Most nailers are in fashion. Rarely will anyone miss any important features. Make sure you get what you need though. In addition to the fire mode switch above, also look for the dry fire lockout. This prevents you from firing "blanks" when you run out of pegs. It can be frustrating at best. At worst, it can damage the material you're working on by creating the impression of a nail without actually shooting the nail out.
We'd also like to see adjustable rafter hooks on larger tools like framing nailers. Not so much for roof nailers. And for hardcover tackers, we care more about the belt hook for easy access.

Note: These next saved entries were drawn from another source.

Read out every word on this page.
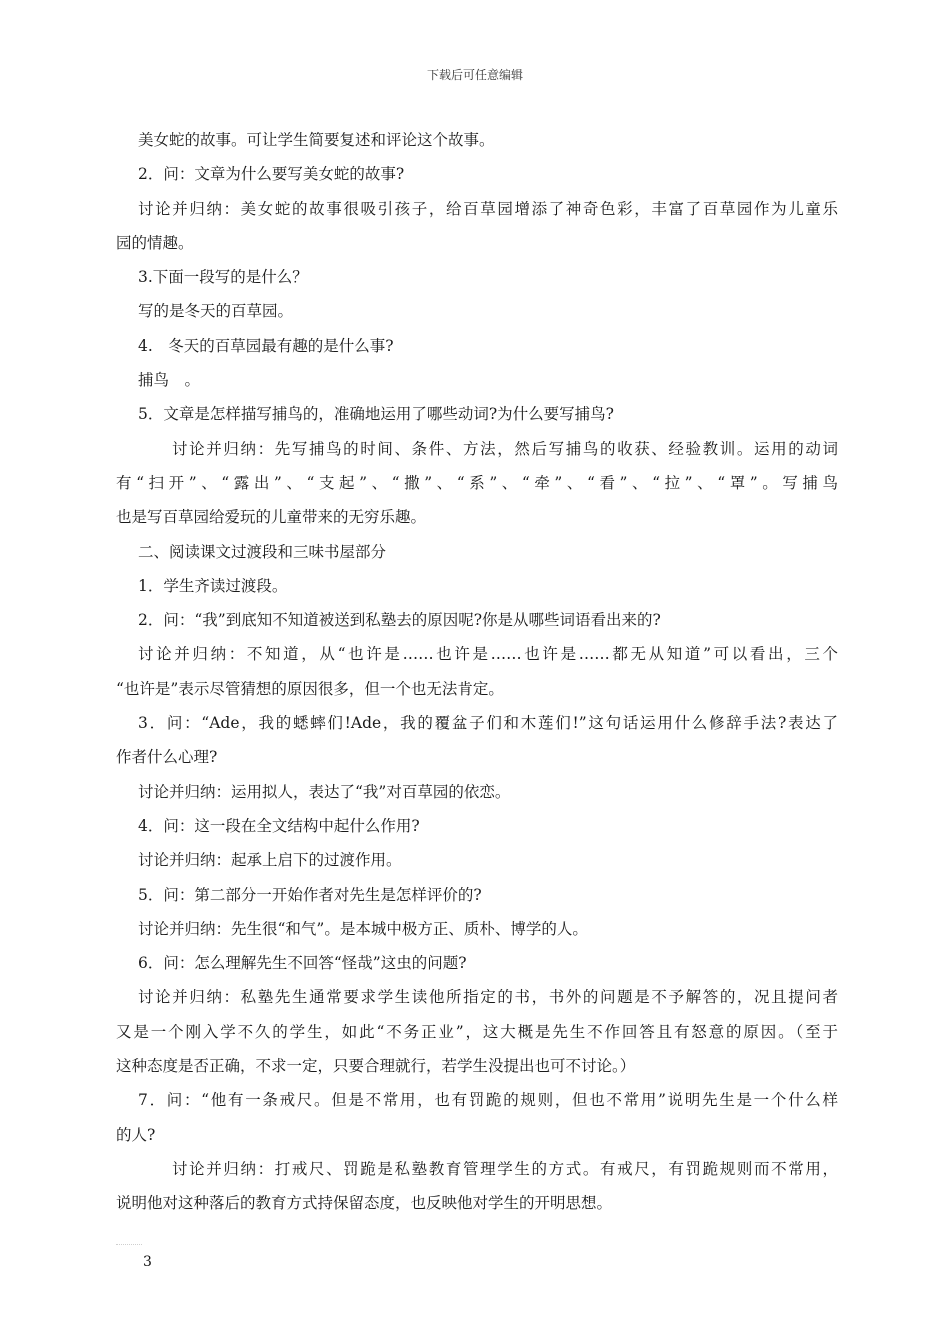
下载后可任意编辑
美女蛇的故事。可让学生简要复述和评论这个故事。
2．问：文章为什么要写美女蛇的故事?
讨论并归纳：美女蛇的故事很吸引孩子，给百草园增添了神奇色彩，丰富了百草园作为儿童乐
园的情趣。
3.下面一段写的是什么？
写的是冬天的百草园。
4.　冬天的百草园最有趣的是什么事?
捕鸟　。
5．文章是怎样描写捕鸟的，准确地运用了哪些动词?为什么要写捕鸟?
讨论并归纳：先写捕鸟的时间、条件、方法，然后写捕鸟的收获、经验教训。运用的动词
有“扫开”、“露出”、“支起”、“撒”、“系”、“牵”、“看”、“拉”、“罩”。写捕鸟
也是写百草园给爱玩的儿童带来的无穷乐趣。
二、阅读课文过渡段和三味书屋部分
1．学生齐读过渡段。
2．问：“我”到底知不知道被送到私塾去的原因呢?你是从哪些词语看出来的?
讨论并归纳：不知道，从“也许是……也许是……也许是……都无从知道”可以看出，三个
“也许是”表示尽管猜想的原因很多，但一个也无法肯定。
3．问：“Ade，我的蟋蟀们!Ade，我的覆盆子们和木莲们!”这句话运用什么修辞手法?表达了
作者什么心理?
讨论并归纳：运用拟人，表达了“我”对百草园的依恋。
4．问：这一段在全文结构中起什么作用?
讨论并归纳：起承上启下的过渡作用。
5．问：第二部分一开始作者对先生是怎样评价的?
讨论并归纳：先生很“和气”。是本城中极方正、质朴、博学的人。
6．问：怎么理解先生不回答“怪哉”这虫的问题?
讨论并归纳：私塾先生通常要求学生读他所指定的书，书外的问题是不予解答的，况且提问者
又是一个刚入学不久的学生，如此“不务正业”，这大概是先生不作回答且有怒意的原因。（至于
这种态度是否正确，不求一定，只要合理就行，若学生没提出也可不讨论。）
7．问：“他有一条戒尺。但是不常用，也有罚跪的规则，但也不常用”说明先生是一个什么样
的人?
讨论并归纳：打戒尺、罚跪是私塾教育管理学生的方式。有戒尺，有罚跪规则而不常用，
说明他对这种落后的教育方式持保留态度，也反映他对学生的开明思想。
3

On tools that you may be in various places behind the nailer, an adjustable vent can be helpful. I remember getting punched in the face repeatedly with a non-adjustable nailer while doing some siding work a few years ago.
spin me this
Beyond that, be sure to purchase swivel 1-4" NPT fittings for your nail gun. These make maneuvering around the hose much easier. We carry a bunch of them and put them on each tool as the tools come in. Some nailers include them by default – but only a few. It doesn't affect our decision or rating of the tool, but it's a good suggestion.
Weight and Ergonomics
The importance of weight to a nail gun cannot be overemphasized. The best nail guns are powerful. They just don't look like they have a lot of power. A good example is the difference between the cordless flywheel system used by DeWalt and the gas piston system used by Metabo HPT, Senco and Milwaukee Tool. Line these tools up and you'll quickly see that the DeWalt head looks huge in comparison.
price and value
Price matters. After all, if you're not going to use a tool every day, you probably don't need to spend that much. Everything is ready to go – if it nails it, you can get the job done. Having said that, quality matters, so we recommend considering all factors when trying to understand the price and value of a particular tool.
The value a tool provides will vary for everyone, depending on what matters most to you: features, performance, or price. Regardless, it's the sum of what you get compared to what you pay that determines your worth. That's how we look at things, and it really influences our final recommendations.
Ever looked at a "review" site, but you can't tell if they actually tested the tools, or if they were just "recommending" Amazon bestsellers? That's not us. We won't recommend anything unless we've actually used it ourselves, and we don't really care who the major retailers are. It's all about providing you with sound recommendations and our honest opinions on each product.